Research that involves either humans or animals must comply with applicable laws and the guidance provided by institutions. It is mandatory for authors to declare in the manuscript that they have adhered to the regulations and guidelines while conducting the procedures, and have obtained official authorization.

In order to present medical information or private details, authors must first secure written authorization from either the patient or appropriate authorities.

Authors are required to provide Editors with all permissions upon request.

Reviewers Responsibilities

Contribution to Editorial Decisions

The process of peer review plays a crucial role in guiding editorial decisions and can also prove beneficial for the author in terms of enhancing the quality of their paper.

Apart from the mentioned ethical responsibilities, reviewers are expected to treat authors and their work with the same respect and consideration that they would want for themselves. Additionally, they are advised to adhere to proper reviewing customs.

Promptness

If any referee chosen to assess a manuscript feels inexperienced or unable to provide a timely review, they should inform the editor and opt out of the review procedure.

Confidentiality

All manuscripts submitted for review should be regarded as confidential materials. The information should only be shared or talked about with permission from the editor and kept confidential from others.

Standards of Objectivity  

Reviews ought to be carried out in an impartial manner. It is not suitable to criticize the author on a personal level. It is advisable for referees to clearly present their opinions with strong supporting reasoning.

Acknowledgment of Sources

Reviewers need to detect situations wherein pertinent published research mentioned in the paper has been left unacknowledged in the reference section. It is important for them to indicate if any observations or arguments extracted from other texts are accompanied by the appropriate reference. The reviewers are required to inform the editor if there are any significant similarities or overlaps between the manuscript being evaluated and any other published paper that they are familiar with.

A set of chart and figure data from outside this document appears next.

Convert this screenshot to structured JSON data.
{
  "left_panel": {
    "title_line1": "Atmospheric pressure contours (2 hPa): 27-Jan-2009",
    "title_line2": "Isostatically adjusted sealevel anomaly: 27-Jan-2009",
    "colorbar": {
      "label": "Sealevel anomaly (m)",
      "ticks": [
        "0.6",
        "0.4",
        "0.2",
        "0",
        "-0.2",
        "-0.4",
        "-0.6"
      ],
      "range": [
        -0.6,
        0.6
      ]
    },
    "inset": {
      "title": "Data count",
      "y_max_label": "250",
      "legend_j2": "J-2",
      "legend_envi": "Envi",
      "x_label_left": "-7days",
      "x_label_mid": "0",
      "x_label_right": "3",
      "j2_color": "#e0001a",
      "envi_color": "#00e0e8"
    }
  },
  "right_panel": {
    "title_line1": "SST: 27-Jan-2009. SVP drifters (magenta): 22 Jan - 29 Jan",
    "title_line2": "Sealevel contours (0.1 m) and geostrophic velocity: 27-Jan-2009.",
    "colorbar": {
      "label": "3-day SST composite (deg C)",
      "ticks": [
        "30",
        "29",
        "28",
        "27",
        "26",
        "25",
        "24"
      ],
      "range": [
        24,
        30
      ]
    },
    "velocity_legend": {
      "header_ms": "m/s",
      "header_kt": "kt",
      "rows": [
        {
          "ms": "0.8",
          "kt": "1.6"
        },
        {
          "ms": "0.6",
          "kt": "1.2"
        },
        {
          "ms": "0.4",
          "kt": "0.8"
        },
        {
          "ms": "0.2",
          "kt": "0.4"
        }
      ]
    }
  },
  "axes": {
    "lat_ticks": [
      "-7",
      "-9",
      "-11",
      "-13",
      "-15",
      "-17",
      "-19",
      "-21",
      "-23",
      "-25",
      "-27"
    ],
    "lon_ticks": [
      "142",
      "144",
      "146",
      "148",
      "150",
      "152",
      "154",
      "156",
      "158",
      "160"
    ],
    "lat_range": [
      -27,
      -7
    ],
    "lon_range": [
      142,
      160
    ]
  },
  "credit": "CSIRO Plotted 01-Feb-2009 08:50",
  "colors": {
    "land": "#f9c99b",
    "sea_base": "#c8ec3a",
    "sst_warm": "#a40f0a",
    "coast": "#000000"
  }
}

Disclosure and Conflict of Interest

Information or concepts that have been obtained through peer review and are considered confidential should not be utilized for personal gain. It is not appropriate for reviewers to assess manuscripts that create conflicts of interest due to relationships or connections with the authors, companies, or institutions mentioned in the papers, whether competitive or collaborative.

When a person giving feedback suggests to an author to reference their own work or that of their colleagues, it should be based purely on scientific merit rather than a desire to boost their own citation count or promote themselves or their colleagues.

Publisher's Responsibilities

Jozac Publishers provide practical assistance to the editor and executive editorial board of Jozac Journals, enabling them to comply with the Code of Conduct (COPE) for their specific publication:

  • the editorial decisions must be autonomous,
  • safeguard intellectual property and copyright.

Ensures that a high standard of procedure is consistently upheld in accordance with the aforementioned guidelines.

References

Committee on Publication Ethics (COPE). Code of Conduct and Best Practice Guidelines for Journal Editors: https://publicationethics.org/files/Code_of_conduct_for_journal_editors_Mar11.pdf

Aligned editorial/policy guidelines with the ASSAf National Code of Best Practice in Editorial Discretion and Peer Review.